Prejean again refers to Albert Camus's argument against capital punishment. Camus recognized that for religious people who believe in life after death capital punishment "is more easily rationalized, since death is a mere 'temporary punishment.'" Yet Camus asserts that the "one, firm, unbreachable solidarity that human beings have [is] solidarity against death and suffering. On this common ground ... all human beings—religious or atheist—must unite." Not uniting with other people on these grounds denies these people their humanity. It might be argued as well that to a certain extent those who deny others their common humanity lose some of their own humanness because they have denied basic human morality.

Even the U.S. Catholic Bishops' "Statement on Capital Punishment" opposes the death penalty because of its "fundamental disregard for the 'unique worth and dignity of each person.'" No one—not even government—should violate that worth and dignity by killing a human being. After visiting with Robert Willie, Prejean reflects on her commitment to "affirming his dignity as a human being" while at the same time "never for one moment forget[ting] what he did." When Vernon Harvey calls Robert Willie "God's mistake" he is stripping Willie of his humanity.

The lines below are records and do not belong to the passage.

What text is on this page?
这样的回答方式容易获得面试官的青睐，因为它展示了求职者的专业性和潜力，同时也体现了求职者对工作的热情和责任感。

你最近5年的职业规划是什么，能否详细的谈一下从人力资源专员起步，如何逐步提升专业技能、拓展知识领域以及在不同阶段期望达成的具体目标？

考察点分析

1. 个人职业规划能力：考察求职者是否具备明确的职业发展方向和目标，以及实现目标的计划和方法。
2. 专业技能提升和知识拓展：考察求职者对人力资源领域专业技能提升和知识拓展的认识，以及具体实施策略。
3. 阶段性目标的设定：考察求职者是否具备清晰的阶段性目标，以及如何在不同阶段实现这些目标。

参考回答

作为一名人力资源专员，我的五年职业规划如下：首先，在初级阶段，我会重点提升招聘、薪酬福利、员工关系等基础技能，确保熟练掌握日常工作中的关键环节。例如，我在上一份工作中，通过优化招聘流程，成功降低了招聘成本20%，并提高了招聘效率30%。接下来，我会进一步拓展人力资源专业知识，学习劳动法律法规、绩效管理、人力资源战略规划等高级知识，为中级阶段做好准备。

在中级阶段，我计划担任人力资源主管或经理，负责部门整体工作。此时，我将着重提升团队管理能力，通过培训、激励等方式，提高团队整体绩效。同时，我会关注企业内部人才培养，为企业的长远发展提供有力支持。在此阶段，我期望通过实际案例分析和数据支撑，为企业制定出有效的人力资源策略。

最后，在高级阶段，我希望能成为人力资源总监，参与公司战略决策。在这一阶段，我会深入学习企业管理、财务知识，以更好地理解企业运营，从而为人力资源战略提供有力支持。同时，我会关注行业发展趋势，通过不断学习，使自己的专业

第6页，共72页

The morality of murder by the state is made explicit. Prejean presents her fundamental argument of the immorality of the death penalty when she writes that "if we believe that murder is wrong and not admissible in our society, then it has to be wrong for everyone, not just individuals but governments as well." Therefore if citizens allow their government to commit murder through execution, then the citizens are complicit in the immorality of taking a human life.

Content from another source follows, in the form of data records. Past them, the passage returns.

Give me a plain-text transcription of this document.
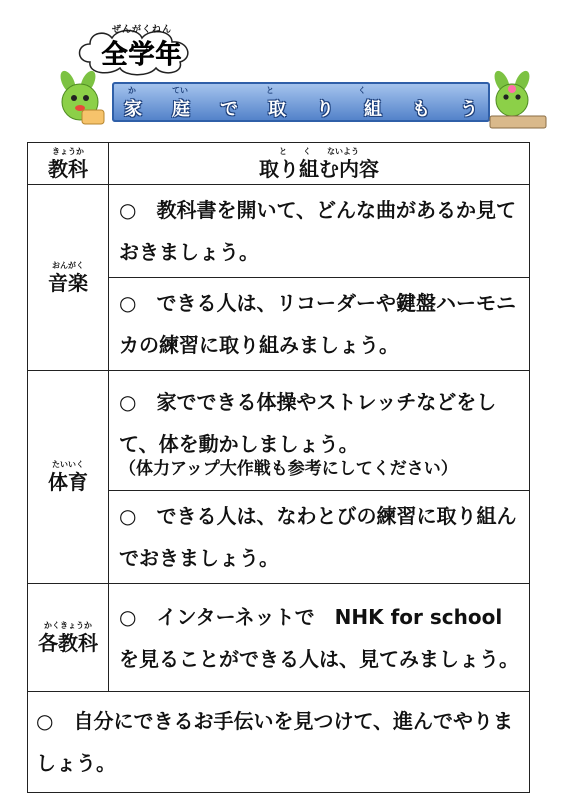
ぜんがくねん
全学年
か	てい	と	く
家 庭 で 取 り 組 も う
きょうか
教科	と　　く　　ないよう
取り組む内容

おんがく
音楽	○　教科書を開いて、どんな曲があるか見ておきましょう。
	○　できる人は、リコーダーや鍵盤ハーモニカの練習に取り組みましょう。

たいいく
体育	○　家でできる体操やストレッチなどをして、体を動かしましょう。
（体力アップ大作戦も参考にしてください）

	○　できる人は、なわとびの練習に取り組んでおきましょう。

かくきょうか
各教科	○　インターネットで　NHK for school を見ることができる人は、見てみましょう。
○　自分にできるお手伝いを見つけて、進んでやりましょう。	
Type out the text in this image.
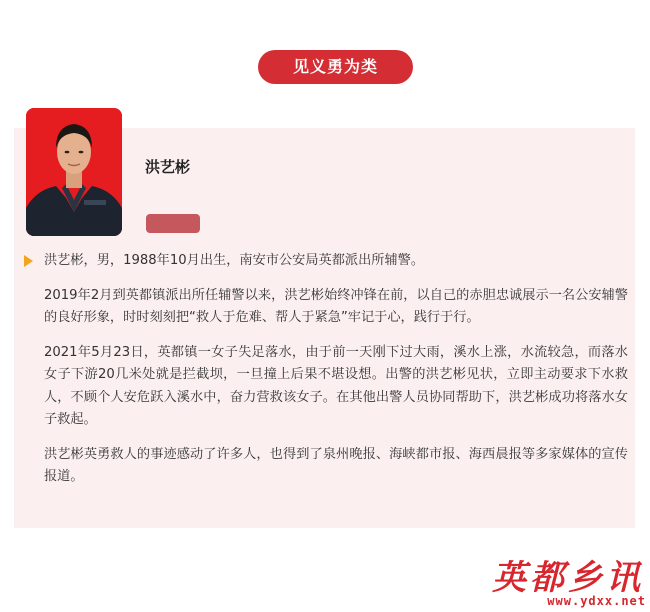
见义勇为类
洪艺彬

洪艺彬，男，1988年10月出生，南安市公安局英都派出所辅警。

2019年2月到英都镇派出所任辅警以来，洪艺彬始终冲锋在前，以自己的赤胆忠诚展示一名公安辅警的良好形象，时时刻刻把“救人于危难、帮人于紧急”牢记于心，践行于行。

2021年5月23日，英都镇一女子失足落水，由于前一天刚下过大雨，溪水上涨，水流较急，而落水女子下游20几米处就是拦截坝，一旦撞上后果不堪设想。出警的洪艺彬见状，立即主动要求下水救人，不顾个人安危跃入溪水中，奋力营救该女子。在其他出警人员协同帮助下，洪艺彬成功将落水女子救起。

洪艺彬英勇救人的事迹感动了许多人，也得到了泉州晚报、海峡都市报、海西晨报等多家媒体的宣传报道。

英都乡讯
www.ydxx.net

The issue of family in terms of capital crime is made painfully clear in this chapter. Prejean presents in heartrending detail the horrific nature of Faith's murder and the almost unimaginable suffering her parents have endured. By allowing Faith's parents to relate in their own words the gruesome details of the murder and the torment they have suffered since, their experience becomes vivid and credibly real. The reader cannot help but understand the unendurable suffering this murder has caused Faith's family. The focus on the Harvey family serves as a counterweight to the former attention devoted to the plight of the condemned inmates. Yet Prejean is careful to reveal the humanity of those on both sides of the terrible crime.

Although it is not mentioned by name, this chapter implies the appropriate use of the symbol of the Marlboro Man in reference to Robert Willie. Willie tries to act tough "like a cowboy," and this persona will make him somewhat like a would-be Marlboro Man in Prejean's eyes in later chapters.